Les documentaires engagés, qu’ils disaient !

Publié le par ecoloptimiste.over-blog.com

 

Depuis quelques années, les documentaires dits « engagés » font un retour en force sur les grands et les petits écrans.

En plus des sujets « traditionnels » d’ordre politique ou économique, les thèmes environnementaux sont de plus en plus évoqués, et sont, dans 99 % des cas* basés sur une optique de dénonciation exclusive contre le « système » (notion à géométrie variable qui englobe les pollueurs, les Etats, les banques, les agriculteurs, les Américains, les Chinois, etc..).

Avec sa « vérité qui dérange », l’ex-vice-président des Etats-Unis (et prix Nobel de la paix) Al Gore a popularisé le genre (qui existait déjà auparavant), mais, désormais, les productions de ce type sont très nombreuses (sur le plastique, les OGM, les gaz de schiste…) et il est inutile d’en dresser la liste. Plus un mois ne s’écoule sans son nouveau film « écolo » à scandale.

 

Je ne suis personnellement pas un grand amateur de ce genre de film (et je n’ai jamais vu la plupart d’entre eux, qui ne m’ont jamais attirés, au contraire de certaines personnes de mon entourage qui les apprécient), et je n’expose qu’une opinion à titre individuel sur le sujet.

 

Bien sûr, ils ont une utilité, celle de sensibiliser le grand public aux dégradations de l’environnement, au niveau local et global.

 

Mais leur message de nature binaire et manichéenne peut devenir contre-productif, dans la mesure où il vise surtout à scandaliser l’opinion en dressant un catalogue de pollutions et catastrophes en tout genre, mais aussi, pernicieusement, à faire culpabiliser le spectateur sans lui proposer d’alternative concrète pour changer les choses.

 

Le poids des maux, le choc des images

 

Le discours est en général moralisateur et manichéen (« les méchants pollueurs qui détruisent tout »), sans nuance et parfois au détriment de la réflexion.
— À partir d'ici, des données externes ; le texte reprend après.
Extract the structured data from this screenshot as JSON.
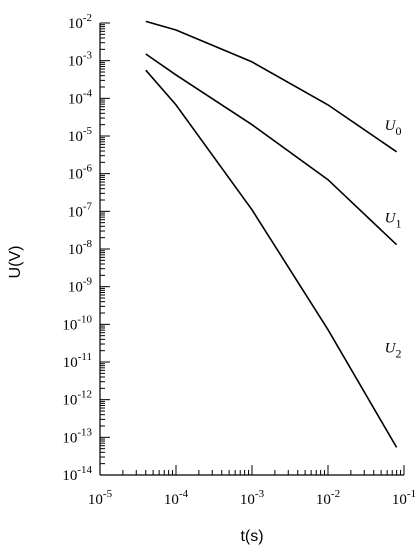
{
  "chart_data": {
    "type": "line",
    "x_label": "t(s)",
    "y_label": "U(V)",
    "xscale": "log",
    "yscale": "log",
    "minor_ticks": true,
    "xlim": [
      1e-05,
      0.1
    ],
    "ylim": [
      1e-14,
      0.01
    ],
    "xticks": [
      {
        "value": 1e-05,
        "label": "10",
        "exponent": "-5"
      },
      {
        "value": 0.0001,
        "label": "10",
        "exponent": "-4"
      },
      {
        "value": 0.001,
        "label": "10",
        "exponent": "-3"
      },
      {
        "value": 0.01,
        "label": "10",
        "exponent": "-2"
      },
      {
        "value": 0.1,
        "label": "10",
        "exponent": "-1"
      }
    ],
    "yticks": [
      {
        "value": 0.01,
        "label": "10",
        "exponent": "-2"
      },
      {
        "value": 0.001,
        "label": "10",
        "exponent": "-3"
      },
      {
        "value": 0.0001,
        "label": "10",
        "exponent": "-4"
      },
      {
        "value": 1e-05,
        "label": "10",
        "exponent": "-5"
      },
      {
        "value": 1e-06,
        "label": "10",
        "exponent": "-6"
      },
      {
        "value": 1e-07,
        "label": "10",
        "exponent": "-7"
      },
      {
        "value": 1e-08,
        "label": "10",
        "exponent": "-8"
      },
      {
        "value": 1e-09,
        "label": "10",
        "exponent": "-9"
      },
      {
        "value": 1e-10,
        "label": "10",
        "exponent": "-10"
      },
      {
        "value": 1e-11,
        "label": "10",
        "exponent": "-11"
      },
      {
        "value": 1e-12,
        "label": "10",
        "exponent": "-12"
      },
      {
        "value": 1e-13,
        "label": "10",
        "exponent": "-13"
      },
      {
        "value": 1e-14,
        "label": "10",
        "exponent": "-14"
      }
    ],
    "x": [
      4e-05,
      0.0001,
      0.001,
      0.01,
      0.08
    ],
    "series": [
      {
        "name": "U",
        "subscript": "0",
        "color": "#000000",
        "values": [
          0.011,
          0.0065,
          0.00093,
          6.7e-05,
          3.8e-06
        ]
      },
      {
        "name": "U",
        "subscript": "1",
        "color": "#000000",
        "values": [
          0.0015,
          0.00042,
          2e-05,
          6.9e-07,
          1.3e-08
        ]
      },
      {
        "name": "U",
        "subscript": "2",
        "color": "#000000",
        "values": [
          0.00056,
          6.7e-05,
          1.1e-07,
          7.2e-11,
          5.4e-14
        ]
      }
    ]
  }
}
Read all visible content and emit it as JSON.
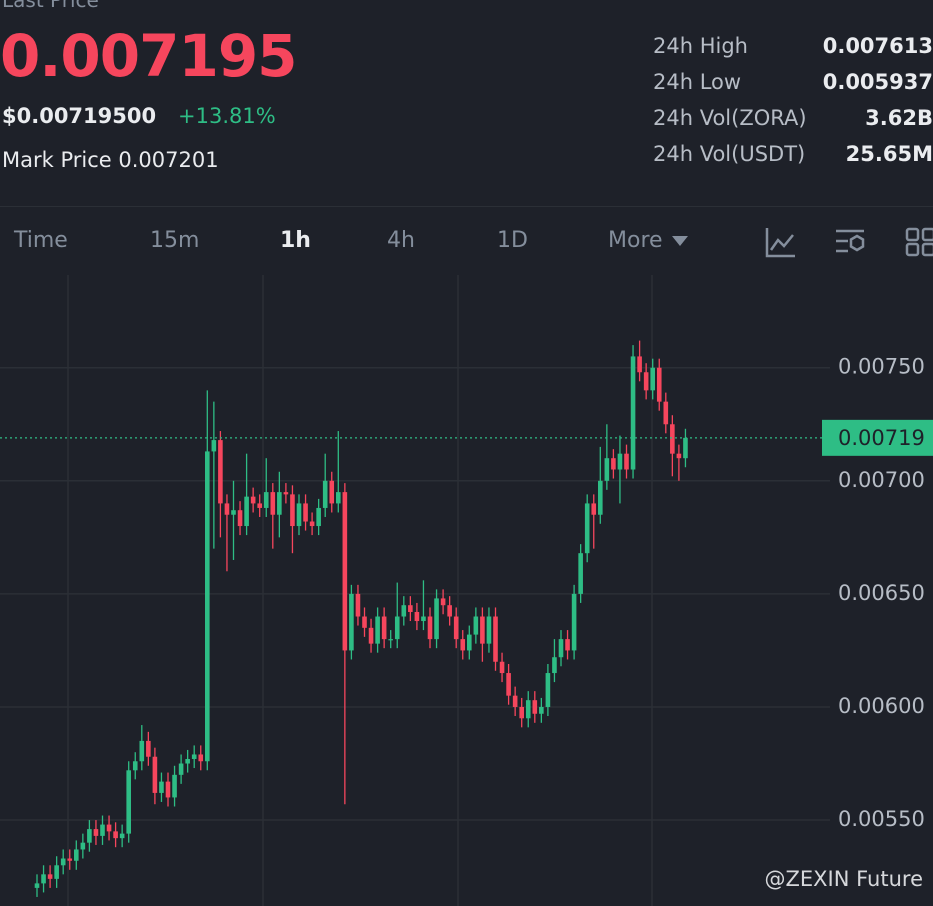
{
  "header": {
    "label": "Last Price",
    "price": "0.007195",
    "usd_price": "$0.00719500",
    "change": "+13.81%",
    "mark_label": "Mark Price",
    "mark_price": "0.007201"
  },
  "stats": [
    {
      "label": "24h High",
      "value": "0.007613"
    },
    {
      "label": "24h Low",
      "value": "0.005937"
    },
    {
      "label": "24h Vol(ZORA)",
      "value": "3.62B"
    },
    {
      "label": "24h Vol(USDT)",
      "value": "25.65M"
    }
  ],
  "tabs": [
    "Time",
    "15m",
    "1h",
    "4h",
    "1D",
    "More"
  ],
  "active_tab": "1h",
  "watermark": "@ZEXIN Future",
  "chart_data": {
    "type": "candlestick",
    "up_color": "#2ebd85",
    "down_color": "#f6465d",
    "ylim": [
      0.00512,
      0.00791
    ],
    "yticks": [
      {
        "value": 0.0055,
        "label": "0.00550"
      },
      {
        "value": 0.006,
        "label": "0.00600"
      },
      {
        "value": 0.0065,
        "label": "0.00650"
      },
      {
        "value": 0.007,
        "label": "0.00700"
      },
      {
        "value": 0.0075,
        "label": "0.00750"
      }
    ],
    "grid": true,
    "current_price": {
      "value": 0.00719,
      "label": "0.00719"
    },
    "open": [
      0.0052,
      0.00522,
      0.00526,
      0.00524,
      0.0053,
      0.00533,
      0.00532,
      0.00537,
      0.0054,
      0.00546,
      0.00543,
      0.00548,
      0.00545,
      0.00542,
      0.00544,
      0.00572,
      0.00576,
      0.00585,
      0.00578,
      0.00562,
      0.00567,
      0.0056,
      0.0057,
      0.00575,
      0.00577,
      0.00579,
      0.00576,
      0.00713,
      0.00718,
      0.0069,
      0.00685,
      0.00687,
      0.0068,
      0.00693,
      0.0069,
      0.00688,
      0.00695,
      0.00685,
      0.00695,
      0.00694,
      0.0068,
      0.0069,
      0.00682,
      0.0068,
      0.00688,
      0.007,
      0.0069,
      0.00695,
      0.00625,
      0.0065,
      0.0064,
      0.00635,
      0.00628,
      0.0064,
      0.0063,
      0.0063,
      0.0064,
      0.00645,
      0.00642,
      0.00638,
      0.0064,
      0.0063,
      0.00648,
      0.00645,
      0.0064,
      0.0063,
      0.00625,
      0.00632,
      0.0064,
      0.00628,
      0.0064,
      0.0062,
      0.00615,
      0.00605,
      0.006,
      0.00595,
      0.00603,
      0.00597,
      0.006,
      0.00615,
      0.00622,
      0.0063,
      0.00625,
      0.0065,
      0.00668,
      0.0069,
      0.00685,
      0.007,
      0.0071,
      0.00705,
      0.00712,
      0.00705,
      0.00755,
      0.00748,
      0.0074,
      0.0075,
      0.00735,
      0.00725,
      0.00712,
      0.0071
    ],
    "high": [
      0.00526,
      0.0053,
      0.0053,
      0.00534,
      0.00537,
      0.00537,
      0.00541,
      0.00544,
      0.0055,
      0.0055,
      0.00552,
      0.00552,
      0.00549,
      0.00548,
      0.00576,
      0.0058,
      0.00592,
      0.00589,
      0.00582,
      0.00571,
      0.00571,
      0.00574,
      0.00579,
      0.00581,
      0.00583,
      0.00583,
      0.0074,
      0.00735,
      0.00722,
      0.00694,
      0.007,
      0.00691,
      0.00712,
      0.00697,
      0.00694,
      0.0071,
      0.00699,
      0.00704,
      0.00699,
      0.00698,
      0.00694,
      0.00694,
      0.00686,
      0.00692,
      0.00712,
      0.00704,
      0.00722,
      0.00699,
      0.00654,
      0.00654,
      0.00644,
      0.00639,
      0.00644,
      0.00644,
      0.00634,
      0.00655,
      0.00649,
      0.00649,
      0.00646,
      0.00656,
      0.00644,
      0.00652,
      0.00652,
      0.00649,
      0.00644,
      0.00634,
      0.00636,
      0.00644,
      0.00644,
      0.00644,
      0.00644,
      0.00624,
      0.00619,
      0.00609,
      0.00604,
      0.00607,
      0.00607,
      0.00604,
      0.00619,
      0.0063,
      0.00634,
      0.00634,
      0.00654,
      0.00672,
      0.00694,
      0.00694,
      0.00715,
      0.00725,
      0.00714,
      0.0072,
      0.00716,
      0.0076,
      0.00762,
      0.00752,
      0.00754,
      0.00754,
      0.00739,
      0.00729,
      0.00716,
      0.00723
    ],
    "low": [
      0.00516,
      0.00518,
      0.0052,
      0.0052,
      0.00526,
      0.00528,
      0.00528,
      0.00533,
      0.00536,
      0.00539,
      0.00539,
      0.00541,
      0.00538,
      0.00538,
      0.0054,
      0.00568,
      0.00572,
      0.00574,
      0.00557,
      0.00558,
      0.00556,
      0.00556,
      0.00566,
      0.00571,
      0.00573,
      0.00572,
      0.00572,
      0.0067,
      0.00675,
      0.0066,
      0.00665,
      0.00676,
      0.00676,
      0.00686,
      0.00684,
      0.00684,
      0.0067,
      0.00675,
      0.0069,
      0.00668,
      0.00676,
      0.00678,
      0.00676,
      0.00676,
      0.00684,
      0.00686,
      0.00686,
      0.00557,
      0.00621,
      0.00636,
      0.00631,
      0.00624,
      0.00624,
      0.00626,
      0.00626,
      0.00626,
      0.00636,
      0.00638,
      0.00634,
      0.00634,
      0.00626,
      0.00626,
      0.00641,
      0.00636,
      0.00626,
      0.00621,
      0.00621,
      0.00628,
      0.0062,
      0.00624,
      0.00616,
      0.00611,
      0.00601,
      0.00596,
      0.00591,
      0.00591,
      0.00593,
      0.00593,
      0.00596,
      0.00611,
      0.00618,
      0.00621,
      0.00621,
      0.00646,
      0.00664,
      0.0067,
      0.00681,
      0.00696,
      0.00701,
      0.0069,
      0.00701,
      0.00701,
      0.00744,
      0.00736,
      0.00736,
      0.00731,
      0.00721,
      0.00702,
      0.007,
      0.00706
    ],
    "close": [
      0.00522,
      0.00526,
      0.00524,
      0.0053,
      0.00533,
      0.00532,
      0.00537,
      0.0054,
      0.00546,
      0.00543,
      0.00548,
      0.00545,
      0.00542,
      0.00544,
      0.00572,
      0.00576,
      0.00585,
      0.00578,
      0.00562,
      0.00567,
      0.0056,
      0.0057,
      0.00575,
      0.00577,
      0.00579,
      0.00576,
      0.00713,
      0.00718,
      0.0069,
      0.00685,
      0.00687,
      0.0068,
      0.00693,
      0.0069,
      0.00688,
      0.00695,
      0.00685,
      0.00695,
      0.00694,
      0.0068,
      0.0069,
      0.00682,
      0.0068,
      0.00688,
      0.007,
      0.0069,
      0.00695,
      0.00625,
      0.0065,
      0.0064,
      0.00635,
      0.00628,
      0.0064,
      0.0063,
      0.0063,
      0.0064,
      0.00645,
      0.00642,
      0.00638,
      0.0064,
      0.0063,
      0.00648,
      0.00645,
      0.0064,
      0.0063,
      0.00625,
      0.00632,
      0.0064,
      0.00628,
      0.0064,
      0.0062,
      0.00615,
      0.00605,
      0.006,
      0.00595,
      0.00603,
      0.00597,
      0.006,
      0.00615,
      0.00622,
      0.0063,
      0.00625,
      0.0065,
      0.00668,
      0.0069,
      0.00685,
      0.007,
      0.0071,
      0.00705,
      0.00712,
      0.00705,
      0.00755,
      0.00748,
      0.0074,
      0.0075,
      0.00735,
      0.00725,
      0.00712,
      0.0071,
      0.00719
    ]
  }
}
Un film qui dénoncera l’élevage industriel, la pêche en haute mer ou l’omniprésence du plastique s’en prendra beaucoup plus facilement à des « méchants » prédéfinis plutôt que de mener une réflexion constructive sur le comportement (et les choix !) des consommateurs que nous sommes tous.

 

Ce sont les vieilles ficelles de la « théorie du complot » (et de ses sinistres souvenirs, le Protocole des Sages de Sion, etc...) qui refont surface, avec la désignation d’un ou plusieurs boucs émissaires, usuellement les grandes entreprises, parfois aussi les pouvoirs publics ou tel lobby unilatéralement désigné.

 

Un article récemment paru sur le site www.slate.fr démonte les artefacts plus ou moins subtils couramment utilisés dans ce type de cinéma pour frapper (littéralement et à coups de matraque) l’opinion.

 

La voix off et omnisciente du narrateur, qui se donne un rôle de procureur, le recours aux experts (les gentils, qui avaient anticipé le désastre ou ont abjuré leurs liens avec les puissances du Mal, et les méchants qui relativisent les faits par ignorance ou, plus souvent, par collusion avec les groupes dénoncés) et à des notions compliquées (le plus souvent d’ordre scientifique, technique ou juridique) oriente facilement et imperceptiblement celui qui regarde le film vers une vision très binaire des choses.

Les images « mixées » avec des refus d’interviews ou des bégaiements de la part des responsables (qui leur donnent une impression d'absence de crédibilité) sont également appréciées.

 

De même, l’usage récurrent d’images de désolation avec en contrepoint des discours poétiques et/ou de jolis paysages provoque, immanquablement, un sentiment de dégoût et de révolte chez le spectateur : c’est le fameux « effet Koulechov », du nom d’un cinéaste soviétique qui étudia le pouvoir des montages d’images sur les esprits.

 

De la théorie du complot, des montages suggestifs, des détournements d’images : la frontière entre l’information pertinente et l’agit-prop est ici très floue, et une prudence nécessaire s’impose face à des productions cinématographiques qui empruntent, au moins sur la forme, aux techniques des cinémas totalitaires (soviétique, nazi…), d’autant plus que certains films ont reçu d’importants financements de la part de grandes entreprises (et donc du « système » qu’ils entendent dénoncer !!!).

 

Une stratégie contre-productive

 

Ce ne serait qu'un détail d'ordre technique si ces films n’induisaient pas des effets pervers dans le cerveau du spectateur.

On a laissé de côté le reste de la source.